Sunday, August 2, 2009

Nothing to regret or Something to regret?

Salam,


Nothing to loose and nothing to gain! Sometimes i do regret of what i have done lately. But, still, i am not acted just like that without thinking properly. Instead, i do know the consequences of this irrelevance act. I miss my old times though. Living my life happily ever after. But the fact is, we're not gonna get what we ask for always right? Sometimes, we had what we want, but sometimes we didn't. I wish i really have what you had guys! Maybe this is God will. Who knows? And of course everybody wish the ending happily ever after, but maybe the darkness come out of nowhere, which force us to join that side. Hopefully that's not the case lol. Do i need to undo what have i done? Let it be. That is what i wanted, and i've got what i want. Living my life the way i want. Peacefully and quietly. Although, that's not really me, deep down, i need to take one step to make a my life a better life.

My weekend.

There's nothing much i can say about my weekend. As usual with a lot of assignments need to be done, i am still enjoyed myself. Not really, but its kinda like i'm having a blast though. Staying in library, searching for informations at the same enjoying surfing the internet. Eating, sleeping, and watching the play, it's just like another day. And how about the play. Actually, it's a theater played by students here called SNOW WHITE: THE UNTOLD TALE. How am i rating the play? Herm, my friends gave enough star to them. 7 out of 10. That is great for the fisrt attempt. But for me, i'm not really have any experience watching the theater. So i dont know, hows i'm gonna rate the play. But what's important, i really enjoyed watching it. Even it is not up to my expectations, but i'm quit ok watching them. We're (with a friends of mine, Syafiq, Sameer, nad Ajai@alien) laughing, shouting to them, and smiling all the times. Not all the times lar, most of the times. We're having a great day lol.
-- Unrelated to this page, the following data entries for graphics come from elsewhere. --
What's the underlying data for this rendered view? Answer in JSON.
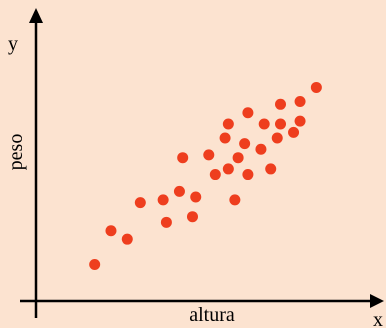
{
  "colors": {
    "background": "#fce3d0",
    "points": "#ee3e1e",
    "axes": "#000000"
  },
  "chart_data": {
    "type": "scatter",
    "title": "",
    "xlabel": "altura",
    "ylabel": "peso",
    "x_axis_letter": "x",
    "y_axis_letter": "y",
    "grid": false,
    "legend": "none",
    "xlim": [
      0,
      100
    ],
    "ylim": [
      0,
      100
    ],
    "points": [
      {
        "x": 18,
        "y": 13
      },
      {
        "x": 23,
        "y": 25
      },
      {
        "x": 28,
        "y": 22
      },
      {
        "x": 32,
        "y": 35
      },
      {
        "x": 39,
        "y": 36
      },
      {
        "x": 40,
        "y": 28
      },
      {
        "x": 44,
        "y": 39
      },
      {
        "x": 45,
        "y": 51
      },
      {
        "x": 48,
        "y": 30
      },
      {
        "x": 49,
        "y": 37
      },
      {
        "x": 53,
        "y": 52
      },
      {
        "x": 55,
        "y": 45
      },
      {
        "x": 58,
        "y": 58
      },
      {
        "x": 59,
        "y": 47
      },
      {
        "x": 59,
        "y": 63
      },
      {
        "x": 61,
        "y": 36
      },
      {
        "x": 62,
        "y": 51
      },
      {
        "x": 64,
        "y": 56
      },
      {
        "x": 65,
        "y": 45
      },
      {
        "x": 65,
        "y": 67
      },
      {
        "x": 69,
        "y": 54
      },
      {
        "x": 70,
        "y": 63
      },
      {
        "x": 72,
        "y": 47
      },
      {
        "x": 74,
        "y": 58
      },
      {
        "x": 75,
        "y": 63
      },
      {
        "x": 75,
        "y": 70
      },
      {
        "x": 79,
        "y": 60
      },
      {
        "x": 81,
        "y": 64
      },
      {
        "x": 81,
        "y": 71
      },
      {
        "x": 86,
        "y": 76
      }
    ]
  }
}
Meanwhile, on the next day, sunday, nothing much happened. Just about to stay at my room, sleeping and watching movies. Then, joging, although me and my friend having this kind of troubleness using our precious legs. (mucular aches again), but without thinking of it, we're able to finish the exercise though. Hahaha. Iits kinda tough at first, but we're managed. Thats important right. And finally Ajai@alien wishes to go to the night market 'termakbul juga' Hahaha pity him lol. His asking us so many times to go there, but we're not able to.

For the very fisrt time in my life, i went to ghost house (they called it ghost villa) that night. Thanks to Adik for the tickets. Free though. Thats why i'm going. If not, just send my regards to all the GHOSTS overthere lar nampaknya. hahahaha. But, at the end of the day, its not worth waiting like an hour just to go there. I'm not even scared at all. Thats not something like me actually. I'm one of the people who really 'afraid' of this things among peoples outhere. Truth. I'm not joking. Herm, i'm really dissapointed with all the waiting, the house even the ghost, and the committess incharge. Its not supposed to be like that. Huh enough of this. Just wasting my time talking something like that.

For real, i about to post this on sunday evening. But becouse of something unexpected things occured, i have to post pone it till today. Luckily, i have times. If not, looks like next week lar. And what is done, is done. There is no turning back. Do we have to regret of what have been done? If you ask me now, i'm saying YES. But by thinking it clearly, i have doubt in mine. I dont know what am i supposed to do anymore. But, at the moment, i am very enjoyed of what am i doing. The way i live my life, its something what i'm asking for. Of course, sometimes i did wonder, but the wonder is, i am such an........ not supposed to answer that. Up to you guys! Oklah got to go, its about time. With all the gloomy and stressfull times, just wish myself and all people outhere best of luck! Gambate!